Sara And Thomas’ Story

Sara And Thomas’ Story

Sara, mum of Thomas aged 5:

 

“The fact that you are there to ask and guide me has really taken a weight off my mind. I am still waiting for an appointment to see a speech specialist but I am happy to see my son’s speech improving while we wait. He is a lot happier and his outbursts of anger are a lot more manageable. Thanks to some of the advice I’ve been given, I feel a lot better. My family life is far less stressed and we’re not so worried about the future.
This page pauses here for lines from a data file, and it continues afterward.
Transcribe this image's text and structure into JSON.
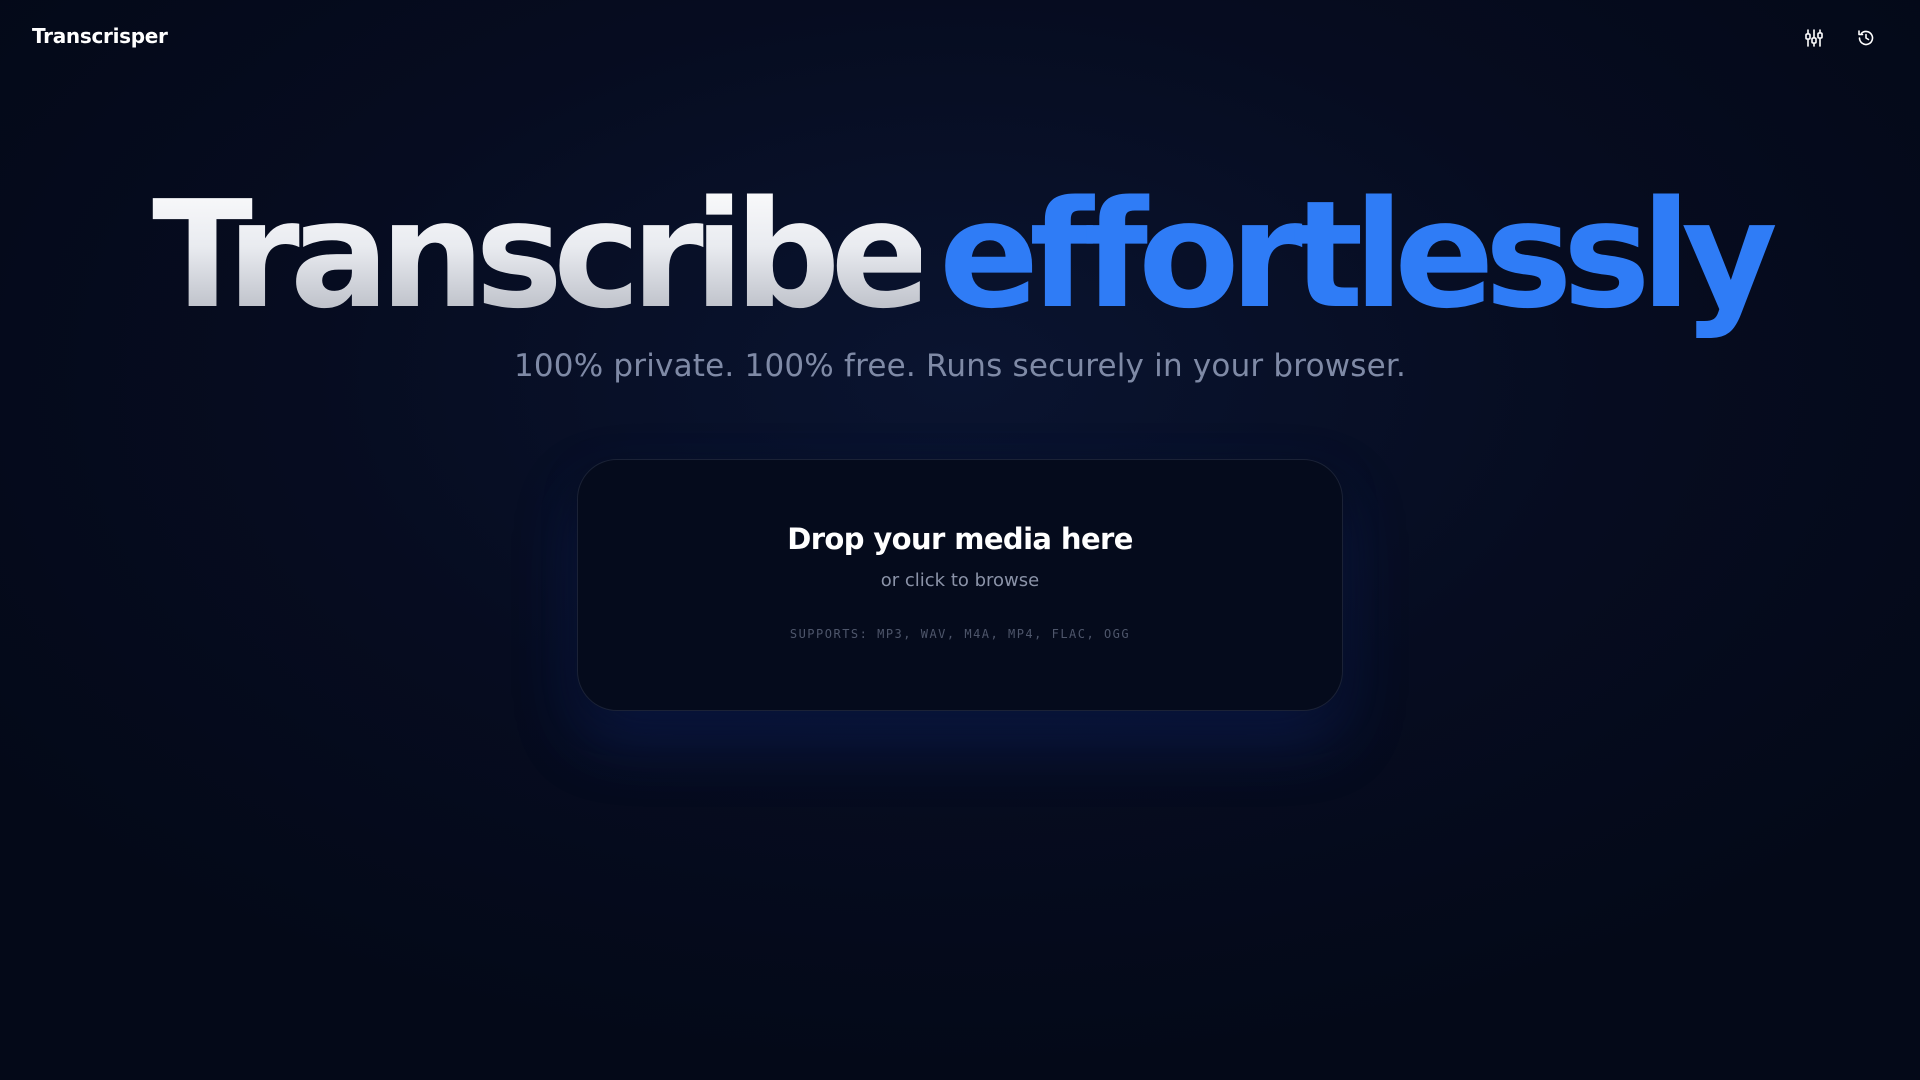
{
  "app": {
    "brand": "Transcrisper"
  },
  "header": {
    "icons": [
      "sliders-icon",
      "history-icon"
    ]
  },
  "hero": {
    "title_part1": "Transcribe",
    "title_part2": "effortlessly",
    "subtitle": "100% private. 100% free. Runs securely in your browser."
  },
  "dropzone": {
    "title": "Drop your media here",
    "subtitle": "or click to browse",
    "supports": "SUPPORTS: MP3, WAV, M4A, MP4, FLAC, OGG"
  },
  "colors": {
    "background": "#050b1c",
    "accent": "#2f7cf6",
    "muted_text": "#7f8aa6"
  }
}
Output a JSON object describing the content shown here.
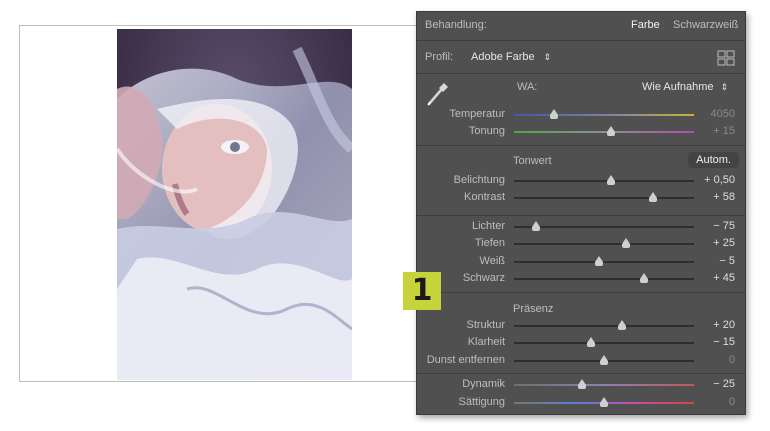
{
  "badge": {
    "number": "1"
  },
  "treatment": {
    "label": "Behandlung:",
    "color_option": "Farbe",
    "bw_option": "Schwarzweiß"
  },
  "profile": {
    "label": "Profil:",
    "value": "Adobe Farbe",
    "grid_icon": "grid-icon"
  },
  "wb": {
    "label": "WA:",
    "value": "Wie Aufnahme",
    "eyedropper_icon": "eyedropper-icon"
  },
  "sliders_wb": [
    {
      "label": "Temperatur",
      "value": "4050",
      "fraction": 0.22,
      "dim": true,
      "track": "temp"
    },
    {
      "label": "Tonung",
      "value": "+ 15",
      "fraction": 0.54,
      "dim": true,
      "track": "tint"
    }
  ],
  "tone": {
    "heading": "Tonwert",
    "auto_label": "Autom."
  },
  "sliders_tone": [
    {
      "label": "Belichtung",
      "value": "+ 0,50",
      "fraction": 0.54
    },
    {
      "label": "Kontrast",
      "value": "+ 58",
      "fraction": 0.77
    }
  ],
  "sliders_tone2": [
    {
      "label": "Lichter",
      "value": "− 75",
      "fraction": 0.12
    },
    {
      "label": "Tiefen",
      "value": "+ 25",
      "fraction": 0.62
    },
    {
      "label": "Weiß",
      "value": "− 5",
      "fraction": 0.47
    },
    {
      "label": "Schwarz",
      "value": "+ 45",
      "fraction": 0.72
    }
  ],
  "presence": {
    "heading": "Präsenz"
  },
  "sliders_presence": [
    {
      "label": "Struktur",
      "value": "+ 20",
      "fraction": 0.6
    },
    {
      "label": "Klarheit",
      "value": "− 15",
      "fraction": 0.43
    },
    {
      "label": "Dunst entfernen",
      "value": "0",
      "fraction": 0.5,
      "dim": true
    }
  ],
  "sliders_color": [
    {
      "label": "Dynamik",
      "value": "− 25",
      "fraction": 0.38,
      "track": "vib"
    },
    {
      "label": "Sättigung",
      "value": "0",
      "fraction": 0.5,
      "dim": true,
      "track": "sat"
    }
  ]
}
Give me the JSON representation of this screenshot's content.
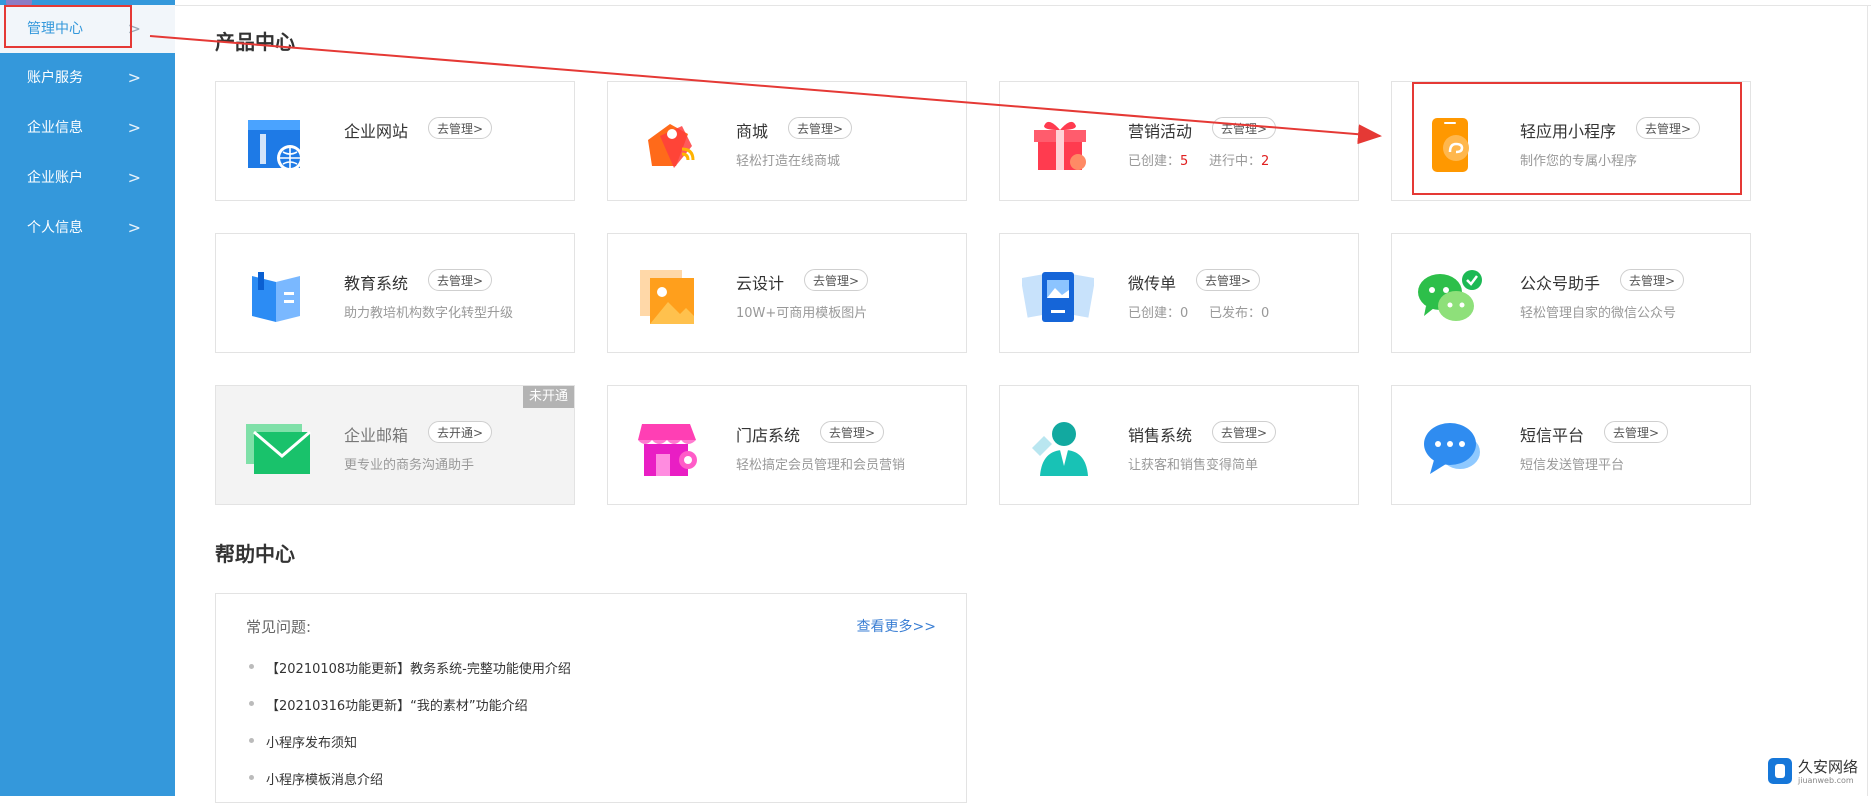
{
  "sidebar": {
    "items": [
      {
        "label": "管理中心",
        "active": true
      },
      {
        "label": "账户服务"
      },
      {
        "label": "企业信息"
      },
      {
        "label": "企业账户"
      },
      {
        "label": "个人信息"
      }
    ]
  },
  "products": {
    "title": "产品中心",
    "cards": [
      {
        "name": "企业网站",
        "action": "去管理>",
        "desc": "",
        "icon": "website-icon"
      },
      {
        "name": "商城",
        "action": "去管理>",
        "desc": "轻松打造在线商城",
        "icon": "shopping-tag-icon"
      },
      {
        "name": "营销活动",
        "action": "去管理>",
        "created_label": "已创建：",
        "created_value": "5",
        "running_label": "进行中：",
        "running_value": "2",
        "icon": "gift-icon"
      },
      {
        "name": "轻应用小程序",
        "action": "去管理>",
        "desc": "制作您的专属小程序",
        "icon": "mini-program-icon"
      },
      {
        "name": "教育系统",
        "action": "去管理>",
        "desc": "助力教培机构数字化转型升级",
        "icon": "book-icon"
      },
      {
        "name": "云设计",
        "action": "去管理>",
        "desc": "10W+可商用模板图片",
        "icon": "image-icon"
      },
      {
        "name": "微传单",
        "action": "去管理>",
        "created_label": "已创建：",
        "created_value": "0",
        "published_label": "已发布：",
        "published_value": "0",
        "icon": "flyer-icon"
      },
      {
        "name": "公众号助手",
        "action": "去管理>",
        "desc": "轻松管理自家的微信公众号",
        "icon": "wechat-icon"
      },
      {
        "name": "企业邮箱",
        "action": "去开通>",
        "desc": "更专业的商务沟通助手",
        "badge": "未开通",
        "icon": "mail-icon"
      },
      {
        "name": "门店系统",
        "action": "去管理>",
        "desc": "轻松搞定会员管理和会员营销",
        "icon": "store-icon"
      },
      {
        "name": "销售系统",
        "action": "去管理>",
        "desc": "让获客和销售变得简单",
        "icon": "sales-person-icon"
      },
      {
        "name": "短信平台",
        "action": "去管理>",
        "desc": "短信发送管理平台",
        "icon": "sms-icon"
      }
    ]
  },
  "help": {
    "title": "帮助中心",
    "faq_label": "常见问题:",
    "more": "查看更多>>",
    "items": [
      "【20210108功能更新】教务系统-完整功能使用介绍",
      "【20210316功能更新】“我的素材”功能介绍",
      "小程序发布须知",
      "小程序模板消息介绍"
    ]
  },
  "watermark": {
    "name": "久安网络",
    "site": "jiuanweb.com"
  },
  "colors": {
    "sidebar": "#3498db",
    "annotation": "#e53935",
    "link": "#3b7fd4",
    "count": "#e02020"
  }
}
I know he has a problem with his words and whether it will always be like that I don’t know but I understand more about it now after seeing Sally (Family Coach) and learning more about brain science and how my wee boy’s brain works. My mum had a problem with reading and spelling when she was young and didn’t do well at school. I’m not sure if I do as well really.

 

I didn’t know any of the things Sally explained to me. She helped me understand how to help him with his words and his behaviour and I practice with him every day. Simple things like where he sits and giving him time to process what I’m saying before talking has changed everything in our house. Slowing down has been so powerful. Everything changed just by checking how I managed time. We are really grateful for the help SLCo has given us. We know we can ask any questions and not feel judged.

 

You feel as a parent you’re not doing things right. I remember a few years ago I didn’t ask the health visitor much- I didn’t really know what to ask. It was after she’d left the questions came. I contacted them and she just told me to wait until a referral was made. I didn’t even know what that meant. I was just left to get on with it. She just told me it’s probably nothing and not to worry about. I knew it was more than that but I wasn’t sure where to go for help. I wasn’t even told that SLCo was a charity I could contact. I’m glad I stumbled across it. I found out so much. I noticed on Facebook there were a few posts about mums with kids with speech problems meeting up so I went and met Liz, another mum, who helps run it. It was really helpful to hear I wasn’t alone. I burst into tears. They were all really understanding and helped me so much. Their children were like mine. It was good to know that things get easier. I am speaking to Liz every week on the phone and through the Facebook group. It has been an incredible help for me.

 

Things are slow to move, like waiting for appointments, but I feel I know what I should be asking and making sure I don’t get fobbed off, like other mums have said has happened to them! We had already been to see a speech and language therapist but she discharged my son after about 7 weeks. I knew he needed more help but I thought I couldn’t go back. She more or less said he was doing ok but he wasn’t. She had to go and ask for help to give me some exercises to do with him but they didn’t really help. He didn’t want to do them, he was too stressed. He is going to need a lot of help I think. The nursery staff said the same and contacted the therapy service.

 

I wish I had known about SLCo before as it’s something every mum who has a child without proper speech should know about. You freak out when you don’t know what’s wrong…and panic because you don’t what to do. I mean how are new mums supposed to know what to do? One hour a week with a speech and language therapist isn’t enough for me, never mind my son. Knowing other people you can ask questions, who help you and tell you you’re doing ok is a lifesaver. Some days are better than others. It’s good to know you’ve got somebody there when you need a hand, nobody understands what it’s like to be a mum to a child who has a lot of support needs. A child that doesn’t speak or understand you, and avoids your eye contact. It’s upsetting to watch. You don’t want to see your child look at you with their eyes pleading for help.

 

I knew things weren’t right when he was about 2. It’s been all this time and only now are we getting the help we need. People don’t understand how you feel. How it feels when your child is the one that doesn’t speak or gets a bit out of control. Some mums I know don’t even speak to me anymore. They avoid me at the nursery, just turn away and start talking to someone else. It makes me feel horrible. I know that they don’t want me to be part of the chatty group outside school and I’m sure it’s because they don’t want their children playing with my son. God knows what it’s like for my wee boy. I know the staff in the nursery are great, don’t get me wrong, and the wee ones are fine they just accept him. But my wee boy doesn’t fit in with them cos he doesn’t understand speech. So they put him on his own away doing something else. It’s heart-breaking when I come in sometimes. He’s ok playing away but I’m not. I worry about how he’s going to cope, and he’s going to be starting school soon.”